Entrevista (3)

Entrevistador: Antonio Moura

Entrevistado: Anônimo* (autorizou publicação)

1. Em que medida o aspecto egocêntrico da doença, afeta sua vida e a das outras pessoas a seu redor?

- Hoje, com minha doença estacionária, relembro alguns dos ridículos pelos quais passei. Eu pensando que estava “abafando” quando, na verdade, estava sendo motivo de “sarro” dos outros. No outro dia quando voltava ao bar, ou encontrava as pessoas que estavam na festa, alguns sempre me perguntavam: Sarou?

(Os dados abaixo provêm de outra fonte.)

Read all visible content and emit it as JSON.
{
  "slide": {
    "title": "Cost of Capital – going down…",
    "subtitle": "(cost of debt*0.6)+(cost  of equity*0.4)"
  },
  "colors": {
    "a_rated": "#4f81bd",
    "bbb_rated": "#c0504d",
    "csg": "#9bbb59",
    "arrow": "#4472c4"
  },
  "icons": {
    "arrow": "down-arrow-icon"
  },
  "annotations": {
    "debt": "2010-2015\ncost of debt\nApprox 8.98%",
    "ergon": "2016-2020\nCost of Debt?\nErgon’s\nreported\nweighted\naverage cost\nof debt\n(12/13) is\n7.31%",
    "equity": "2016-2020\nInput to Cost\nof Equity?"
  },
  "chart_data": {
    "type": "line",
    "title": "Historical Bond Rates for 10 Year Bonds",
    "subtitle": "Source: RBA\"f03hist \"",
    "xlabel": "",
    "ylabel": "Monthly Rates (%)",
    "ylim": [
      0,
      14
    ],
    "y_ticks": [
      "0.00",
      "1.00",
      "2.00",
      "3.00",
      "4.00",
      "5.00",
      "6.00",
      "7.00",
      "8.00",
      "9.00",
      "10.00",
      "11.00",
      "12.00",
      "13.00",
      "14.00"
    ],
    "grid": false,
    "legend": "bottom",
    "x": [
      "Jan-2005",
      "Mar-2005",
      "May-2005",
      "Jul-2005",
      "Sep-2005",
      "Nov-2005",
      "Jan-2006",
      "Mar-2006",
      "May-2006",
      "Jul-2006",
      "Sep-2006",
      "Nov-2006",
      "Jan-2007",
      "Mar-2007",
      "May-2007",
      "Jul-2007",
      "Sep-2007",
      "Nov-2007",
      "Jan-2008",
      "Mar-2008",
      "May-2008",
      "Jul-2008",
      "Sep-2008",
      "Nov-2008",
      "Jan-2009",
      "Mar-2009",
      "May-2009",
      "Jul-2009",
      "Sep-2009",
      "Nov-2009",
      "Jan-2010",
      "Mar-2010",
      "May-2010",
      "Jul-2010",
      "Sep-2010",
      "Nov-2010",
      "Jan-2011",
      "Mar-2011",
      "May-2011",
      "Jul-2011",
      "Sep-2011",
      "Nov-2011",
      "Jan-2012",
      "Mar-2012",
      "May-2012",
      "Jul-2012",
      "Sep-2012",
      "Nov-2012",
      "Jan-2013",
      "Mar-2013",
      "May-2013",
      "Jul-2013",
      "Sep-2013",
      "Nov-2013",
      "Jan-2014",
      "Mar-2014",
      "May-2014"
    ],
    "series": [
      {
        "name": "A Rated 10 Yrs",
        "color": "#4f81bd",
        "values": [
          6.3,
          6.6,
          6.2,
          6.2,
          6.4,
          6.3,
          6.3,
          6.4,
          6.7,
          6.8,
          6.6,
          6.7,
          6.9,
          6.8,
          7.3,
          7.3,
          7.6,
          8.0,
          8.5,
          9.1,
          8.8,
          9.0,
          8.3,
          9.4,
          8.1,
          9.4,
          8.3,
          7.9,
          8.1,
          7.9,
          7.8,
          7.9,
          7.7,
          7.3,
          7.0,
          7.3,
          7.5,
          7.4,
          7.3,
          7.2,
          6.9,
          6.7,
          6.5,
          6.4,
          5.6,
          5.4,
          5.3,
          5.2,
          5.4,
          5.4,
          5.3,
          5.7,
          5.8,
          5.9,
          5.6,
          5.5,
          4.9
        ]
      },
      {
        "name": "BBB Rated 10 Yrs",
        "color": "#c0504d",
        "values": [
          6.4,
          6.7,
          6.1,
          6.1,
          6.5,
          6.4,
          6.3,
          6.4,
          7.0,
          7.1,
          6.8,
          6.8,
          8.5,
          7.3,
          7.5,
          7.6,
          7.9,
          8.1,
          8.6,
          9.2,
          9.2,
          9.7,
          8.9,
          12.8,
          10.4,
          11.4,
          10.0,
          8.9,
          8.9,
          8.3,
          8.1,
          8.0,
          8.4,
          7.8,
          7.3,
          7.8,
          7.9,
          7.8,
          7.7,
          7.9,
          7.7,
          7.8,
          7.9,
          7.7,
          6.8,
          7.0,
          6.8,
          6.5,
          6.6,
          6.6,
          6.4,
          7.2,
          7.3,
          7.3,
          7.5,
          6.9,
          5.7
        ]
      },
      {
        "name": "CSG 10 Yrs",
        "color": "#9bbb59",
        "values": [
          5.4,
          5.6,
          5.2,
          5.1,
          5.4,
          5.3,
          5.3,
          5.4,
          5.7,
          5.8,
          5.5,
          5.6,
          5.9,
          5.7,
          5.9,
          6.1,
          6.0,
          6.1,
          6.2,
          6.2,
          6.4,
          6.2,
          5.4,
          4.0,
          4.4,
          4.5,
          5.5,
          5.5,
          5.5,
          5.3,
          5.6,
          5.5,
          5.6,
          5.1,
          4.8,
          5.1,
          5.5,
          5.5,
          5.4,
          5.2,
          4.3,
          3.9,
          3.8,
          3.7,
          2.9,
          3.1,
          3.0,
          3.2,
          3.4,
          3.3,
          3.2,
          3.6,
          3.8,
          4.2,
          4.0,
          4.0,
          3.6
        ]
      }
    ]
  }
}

Daí eu falava: “Ué, eu não tava doente.” E as pessoas começavam a falar: você não se lembra do que falou para a mulher que tava na sua mesa? O cara que você queria brigar? Que ficou dançando, igual um macaco? Ficou dormindo aí na mesa? Eu queria era chamar a atenção de qualquer jeito, nem que fosse bancando o palhaço. E entender então?! Eu entendia de tudo. Química, física, português, matemática, computador então... e o pior, eles acreditavam. Um dia cheguei a pegar um computador dum cara prá arrumar. Não sabia nem sequer abrir o computador. Prá não ficar muito mal, mandei o técnico do escritório arrumar e cobrei do dono como se eu tivesse arrumado. Fiz isso várias vezes para os freqüentadores lá do bar.

Tudo isso, pode até parecer divertido, mas o fato é que eu ficava profundamente chateado, envergonhado, com raiva das pessoas porque achava que elas estavam inventando, exagerando, não me compreendiam. E conclusão?: começava a beber de novo para superar esses sentimentos.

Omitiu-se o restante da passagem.